Six rounds of voting produce no chairman for Verkhovna Rada


by Roman Woronowycz
Kyiv Press Bureau

KYIV - After two more failed attempts to elect a chairman and with that process now into its second month, Ukraine's new Parliament finally decided on June 11 that compromise is the only way out of its leadership crisis.

Leaders of the legislature's eight political factions agreed during a meeting of a special conciliatory committee to take up the proposal set forth by a group of four centrist factions that the Verkhovna Rada chairman must be proposed and voted upon in a package with the two vice-chairs, which had been put forth in the first days after Ukraine's newly elected legislature had convened.

National Deputy Yurii Kostenko said the only way out of the crisis is to allow for representation on the presidium by all the forces in Parliament. "There needs to be a representative from the center, the right and the left for a leadership to be elected," said Mr. Kostenko.

The legislative body has tried six times to elect a chairman because its membership, aligned for the first time into political parties, has split into two ideological camps.

The leftist bloc had resisted a package vote because it believed it could take the chairmanship without a compromise candidate. It nominated Communist faction leader Petro Symonenko four times without success. But after its second strong contender, Socialist Center faction leader Oleksander Moroz, the chairman of the last Parliament, failed in the fifth and sixth rounds to attain the 226 votes needed to elect a chairman, the leftists agreed to the compromise move.

The four centrist factions, Rukh, the National Democrats, the Social-Democrats (United) and the Greens, forged a temporary coalition after they decided the only strategy that would prevent a parliamentary presidium of leftists would be to boycott voting for the leadership until an agreed-upon package of nominees had been worked out between the left and right.

They boycotted four of the six votes.
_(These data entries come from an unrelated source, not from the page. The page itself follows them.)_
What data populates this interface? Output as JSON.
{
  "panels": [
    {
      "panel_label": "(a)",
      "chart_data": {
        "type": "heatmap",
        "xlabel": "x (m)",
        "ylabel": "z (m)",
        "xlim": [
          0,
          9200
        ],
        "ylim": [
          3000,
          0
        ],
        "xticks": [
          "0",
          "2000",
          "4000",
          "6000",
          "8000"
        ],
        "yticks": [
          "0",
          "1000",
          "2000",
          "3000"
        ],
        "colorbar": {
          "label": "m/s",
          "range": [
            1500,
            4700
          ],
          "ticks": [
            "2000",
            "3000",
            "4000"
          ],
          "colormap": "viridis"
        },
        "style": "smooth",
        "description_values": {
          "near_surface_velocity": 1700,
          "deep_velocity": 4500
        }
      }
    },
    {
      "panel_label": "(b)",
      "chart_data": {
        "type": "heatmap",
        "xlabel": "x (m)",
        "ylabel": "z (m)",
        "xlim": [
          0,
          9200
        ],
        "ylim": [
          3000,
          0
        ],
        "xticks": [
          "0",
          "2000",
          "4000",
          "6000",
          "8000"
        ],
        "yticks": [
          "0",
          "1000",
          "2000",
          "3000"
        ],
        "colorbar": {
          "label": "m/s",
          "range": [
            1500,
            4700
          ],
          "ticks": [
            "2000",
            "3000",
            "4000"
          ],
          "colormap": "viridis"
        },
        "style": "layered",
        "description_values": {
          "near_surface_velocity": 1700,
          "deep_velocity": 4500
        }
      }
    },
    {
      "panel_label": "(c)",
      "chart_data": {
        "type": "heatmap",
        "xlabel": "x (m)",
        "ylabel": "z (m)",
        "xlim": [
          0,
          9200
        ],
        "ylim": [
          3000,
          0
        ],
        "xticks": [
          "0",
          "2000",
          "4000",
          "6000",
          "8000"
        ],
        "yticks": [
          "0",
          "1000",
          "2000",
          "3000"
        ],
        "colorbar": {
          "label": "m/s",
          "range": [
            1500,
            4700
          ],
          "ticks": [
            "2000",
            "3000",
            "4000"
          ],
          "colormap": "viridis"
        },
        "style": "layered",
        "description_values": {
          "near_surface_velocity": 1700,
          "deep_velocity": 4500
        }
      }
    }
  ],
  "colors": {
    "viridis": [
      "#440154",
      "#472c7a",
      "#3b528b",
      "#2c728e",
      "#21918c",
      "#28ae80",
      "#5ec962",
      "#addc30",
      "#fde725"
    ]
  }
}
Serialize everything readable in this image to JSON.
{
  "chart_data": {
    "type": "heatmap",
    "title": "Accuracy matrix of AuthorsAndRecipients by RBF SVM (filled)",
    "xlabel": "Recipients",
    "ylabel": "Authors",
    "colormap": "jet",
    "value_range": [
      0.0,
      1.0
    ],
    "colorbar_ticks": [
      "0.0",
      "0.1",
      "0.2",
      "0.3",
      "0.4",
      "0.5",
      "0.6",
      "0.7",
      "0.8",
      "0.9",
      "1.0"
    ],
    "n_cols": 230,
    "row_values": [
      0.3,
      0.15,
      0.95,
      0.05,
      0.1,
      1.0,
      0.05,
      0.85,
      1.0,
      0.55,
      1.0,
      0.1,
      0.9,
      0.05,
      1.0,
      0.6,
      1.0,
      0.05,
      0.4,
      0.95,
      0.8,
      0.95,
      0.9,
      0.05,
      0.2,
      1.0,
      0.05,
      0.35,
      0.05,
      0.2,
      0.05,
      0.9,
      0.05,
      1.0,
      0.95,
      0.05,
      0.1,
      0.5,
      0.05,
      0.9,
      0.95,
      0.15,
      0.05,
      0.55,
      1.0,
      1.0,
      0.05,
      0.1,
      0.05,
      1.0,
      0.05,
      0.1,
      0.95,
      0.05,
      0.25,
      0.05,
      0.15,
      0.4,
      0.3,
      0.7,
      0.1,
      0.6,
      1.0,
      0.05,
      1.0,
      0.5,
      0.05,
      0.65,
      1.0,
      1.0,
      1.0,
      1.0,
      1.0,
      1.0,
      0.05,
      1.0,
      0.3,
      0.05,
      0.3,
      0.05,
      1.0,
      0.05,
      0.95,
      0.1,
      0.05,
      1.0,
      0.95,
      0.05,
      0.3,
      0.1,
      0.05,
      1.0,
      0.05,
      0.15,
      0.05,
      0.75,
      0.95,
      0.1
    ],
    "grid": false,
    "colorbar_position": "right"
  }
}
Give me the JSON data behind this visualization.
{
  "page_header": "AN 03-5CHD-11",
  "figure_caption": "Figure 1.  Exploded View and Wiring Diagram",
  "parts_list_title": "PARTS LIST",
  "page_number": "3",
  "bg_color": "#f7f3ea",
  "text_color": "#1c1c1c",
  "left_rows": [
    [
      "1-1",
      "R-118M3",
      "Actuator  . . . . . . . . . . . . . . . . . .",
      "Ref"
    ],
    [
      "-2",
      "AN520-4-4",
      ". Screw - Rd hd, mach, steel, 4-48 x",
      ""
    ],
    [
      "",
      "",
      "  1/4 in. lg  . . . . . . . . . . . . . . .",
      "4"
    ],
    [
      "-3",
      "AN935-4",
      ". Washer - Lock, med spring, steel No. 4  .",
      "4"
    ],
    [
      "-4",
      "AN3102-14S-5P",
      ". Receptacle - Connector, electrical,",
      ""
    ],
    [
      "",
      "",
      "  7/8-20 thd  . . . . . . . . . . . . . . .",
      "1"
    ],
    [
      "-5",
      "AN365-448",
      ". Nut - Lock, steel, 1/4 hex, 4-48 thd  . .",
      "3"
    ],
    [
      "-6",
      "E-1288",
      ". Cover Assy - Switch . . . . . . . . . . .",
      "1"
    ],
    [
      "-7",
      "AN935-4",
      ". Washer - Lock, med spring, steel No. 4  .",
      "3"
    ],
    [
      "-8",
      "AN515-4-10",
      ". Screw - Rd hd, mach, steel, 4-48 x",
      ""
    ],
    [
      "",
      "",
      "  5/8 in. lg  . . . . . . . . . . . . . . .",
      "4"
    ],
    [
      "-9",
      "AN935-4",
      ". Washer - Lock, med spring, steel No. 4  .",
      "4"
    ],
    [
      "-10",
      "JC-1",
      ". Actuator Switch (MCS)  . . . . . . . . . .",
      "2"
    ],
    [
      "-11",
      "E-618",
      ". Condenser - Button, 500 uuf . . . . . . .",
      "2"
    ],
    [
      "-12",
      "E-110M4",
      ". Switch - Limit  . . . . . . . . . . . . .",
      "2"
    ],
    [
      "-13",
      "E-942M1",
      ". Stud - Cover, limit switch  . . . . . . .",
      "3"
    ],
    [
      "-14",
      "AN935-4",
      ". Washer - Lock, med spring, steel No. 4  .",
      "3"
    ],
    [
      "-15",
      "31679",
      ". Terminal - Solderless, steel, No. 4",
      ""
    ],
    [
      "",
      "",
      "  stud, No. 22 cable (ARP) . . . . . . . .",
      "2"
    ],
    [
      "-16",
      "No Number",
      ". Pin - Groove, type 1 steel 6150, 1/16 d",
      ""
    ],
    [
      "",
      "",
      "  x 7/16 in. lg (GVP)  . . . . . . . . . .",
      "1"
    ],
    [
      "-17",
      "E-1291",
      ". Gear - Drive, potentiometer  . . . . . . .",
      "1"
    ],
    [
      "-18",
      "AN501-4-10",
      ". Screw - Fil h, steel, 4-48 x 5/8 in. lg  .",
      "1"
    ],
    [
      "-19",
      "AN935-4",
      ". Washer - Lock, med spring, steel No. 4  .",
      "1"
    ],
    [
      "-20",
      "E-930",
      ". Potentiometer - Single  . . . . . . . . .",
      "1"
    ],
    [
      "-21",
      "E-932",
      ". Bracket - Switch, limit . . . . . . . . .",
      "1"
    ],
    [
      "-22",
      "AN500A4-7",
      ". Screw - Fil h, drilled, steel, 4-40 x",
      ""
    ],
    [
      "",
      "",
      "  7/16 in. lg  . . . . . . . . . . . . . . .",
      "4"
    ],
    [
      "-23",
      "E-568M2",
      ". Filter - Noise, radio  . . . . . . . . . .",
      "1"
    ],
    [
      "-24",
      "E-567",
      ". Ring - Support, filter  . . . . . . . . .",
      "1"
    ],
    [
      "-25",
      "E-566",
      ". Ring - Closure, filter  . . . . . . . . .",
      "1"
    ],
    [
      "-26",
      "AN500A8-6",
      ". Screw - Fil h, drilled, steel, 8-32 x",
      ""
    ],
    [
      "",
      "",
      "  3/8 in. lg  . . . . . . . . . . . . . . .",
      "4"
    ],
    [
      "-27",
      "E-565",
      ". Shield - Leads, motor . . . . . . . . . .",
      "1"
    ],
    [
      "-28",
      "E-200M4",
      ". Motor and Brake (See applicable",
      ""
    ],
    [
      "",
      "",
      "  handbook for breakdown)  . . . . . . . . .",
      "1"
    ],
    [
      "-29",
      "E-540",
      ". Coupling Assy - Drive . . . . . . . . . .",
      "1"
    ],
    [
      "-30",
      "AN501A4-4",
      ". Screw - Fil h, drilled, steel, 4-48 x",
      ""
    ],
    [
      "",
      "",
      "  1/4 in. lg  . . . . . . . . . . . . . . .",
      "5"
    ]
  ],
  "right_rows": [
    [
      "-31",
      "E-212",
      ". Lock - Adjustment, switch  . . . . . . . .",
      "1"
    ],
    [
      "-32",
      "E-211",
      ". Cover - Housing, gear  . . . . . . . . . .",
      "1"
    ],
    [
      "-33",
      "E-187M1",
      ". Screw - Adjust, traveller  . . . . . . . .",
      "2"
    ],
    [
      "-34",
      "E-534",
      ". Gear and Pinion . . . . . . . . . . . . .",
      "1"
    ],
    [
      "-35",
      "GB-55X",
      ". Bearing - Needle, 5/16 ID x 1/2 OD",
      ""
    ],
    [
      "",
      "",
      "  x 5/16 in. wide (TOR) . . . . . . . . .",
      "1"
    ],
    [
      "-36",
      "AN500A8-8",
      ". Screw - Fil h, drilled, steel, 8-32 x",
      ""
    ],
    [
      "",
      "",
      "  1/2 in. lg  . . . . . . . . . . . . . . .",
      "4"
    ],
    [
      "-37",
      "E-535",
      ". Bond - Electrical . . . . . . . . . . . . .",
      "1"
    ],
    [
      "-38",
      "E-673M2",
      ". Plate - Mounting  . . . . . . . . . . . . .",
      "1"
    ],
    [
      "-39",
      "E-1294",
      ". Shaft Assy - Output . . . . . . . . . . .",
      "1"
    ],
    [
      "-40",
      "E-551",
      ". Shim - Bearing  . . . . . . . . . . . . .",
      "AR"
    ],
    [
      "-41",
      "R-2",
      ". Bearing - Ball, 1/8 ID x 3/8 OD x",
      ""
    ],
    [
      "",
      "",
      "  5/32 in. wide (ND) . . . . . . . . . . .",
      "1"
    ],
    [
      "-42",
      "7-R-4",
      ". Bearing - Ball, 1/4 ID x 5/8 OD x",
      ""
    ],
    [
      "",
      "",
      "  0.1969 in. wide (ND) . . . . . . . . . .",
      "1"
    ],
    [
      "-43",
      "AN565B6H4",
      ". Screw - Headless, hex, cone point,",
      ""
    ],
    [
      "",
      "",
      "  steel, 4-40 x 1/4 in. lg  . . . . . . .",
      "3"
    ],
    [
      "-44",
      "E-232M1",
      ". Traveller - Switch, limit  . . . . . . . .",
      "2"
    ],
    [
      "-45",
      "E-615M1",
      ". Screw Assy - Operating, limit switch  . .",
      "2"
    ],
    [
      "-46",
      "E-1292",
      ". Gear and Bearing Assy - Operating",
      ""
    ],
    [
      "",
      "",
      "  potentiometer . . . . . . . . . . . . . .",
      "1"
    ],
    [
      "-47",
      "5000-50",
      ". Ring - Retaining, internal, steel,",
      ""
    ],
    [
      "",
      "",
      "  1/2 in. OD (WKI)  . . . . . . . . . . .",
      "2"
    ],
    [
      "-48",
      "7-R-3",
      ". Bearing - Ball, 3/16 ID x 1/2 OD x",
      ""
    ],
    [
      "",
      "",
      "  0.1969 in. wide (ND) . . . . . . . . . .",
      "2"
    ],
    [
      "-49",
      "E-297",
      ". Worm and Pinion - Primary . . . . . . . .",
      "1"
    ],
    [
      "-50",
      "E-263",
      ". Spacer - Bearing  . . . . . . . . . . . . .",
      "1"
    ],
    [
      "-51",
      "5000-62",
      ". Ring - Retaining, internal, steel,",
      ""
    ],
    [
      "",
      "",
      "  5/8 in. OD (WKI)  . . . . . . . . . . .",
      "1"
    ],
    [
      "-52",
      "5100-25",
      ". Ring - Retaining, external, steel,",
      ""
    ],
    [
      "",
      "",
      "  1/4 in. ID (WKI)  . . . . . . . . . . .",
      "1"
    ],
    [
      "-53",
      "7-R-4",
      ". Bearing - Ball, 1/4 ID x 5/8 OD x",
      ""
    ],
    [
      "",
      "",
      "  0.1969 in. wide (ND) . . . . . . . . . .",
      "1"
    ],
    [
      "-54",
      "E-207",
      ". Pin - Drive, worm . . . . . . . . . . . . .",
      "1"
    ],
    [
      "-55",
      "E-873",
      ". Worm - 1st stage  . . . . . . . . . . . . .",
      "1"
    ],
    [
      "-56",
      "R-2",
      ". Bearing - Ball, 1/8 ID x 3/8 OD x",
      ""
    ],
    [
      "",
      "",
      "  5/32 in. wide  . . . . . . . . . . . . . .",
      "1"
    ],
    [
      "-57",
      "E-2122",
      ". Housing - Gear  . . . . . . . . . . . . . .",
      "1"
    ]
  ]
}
But, more importantly, the two times they did vote the results showed that candidates of the left could not get the needed votes, even with a full complement of national deputies taking part.

Mr. Moroz, who many thought might win the chairmanship as a last-choice candidate, could muster only 177 votes in the fifth round of voting, which was boycotted by the coalition of four centrist factions. In the sixth round, with everybody participating, he still received only 197 votes.

Now, with many of the strongest potential candidates having spent themselves during the Parliament's monthlong political chess game, the question is: who might the factions agree upon for the presidium?

Although all the nominees who failed to get elected - including Mr. Kostenko, a leading Rukh figure, and Leonid Kravchuk, co-leader of the Socialist Democrat faction, as well as Messrs. Symonenko and Moroz - could be re-nominated, the feeling is that a person who has not taken part in the political wars has the best chance.

"Right now they are looking for a neutral choice," said National Deputy Mykhailo Ratushnyi, an independent.

He suggested that Mykhailo Syrota, who guided the vote on the ratification of the Constitution in 1996, is a strong contender. "This would be a very normal and objective choice," said Mr. Ratushnyi.

There are also hints that the Rukh and NDP centrist factions are willing to look at a package slate that would include a Communist in one of the vice-chair seats. National Deputy Roman Zvarych suggested before the fifth round of voting that such a move is not out of the question.

"There could be an agreement between Rukh, the National Democrats and the Communists for a package vote that would put Hromada and the Socialists on the outside," said Mr. Zvarych. "This process could also include the Social Democrats, but that would complicate matters."

The Communists, National Democrats and Rukh are the three largest factions in the Verkhovna Rada.

Mr. Ratushnyi said that, although an agreement may be in the works between the three largest political groupings, it will still come down to personalities and that could pose further problems.

"It is absolutely a realistic possibility, but then they would have to agree on who would take the chairmanship and the first and second chairs," observed Mr. Ratushnyi.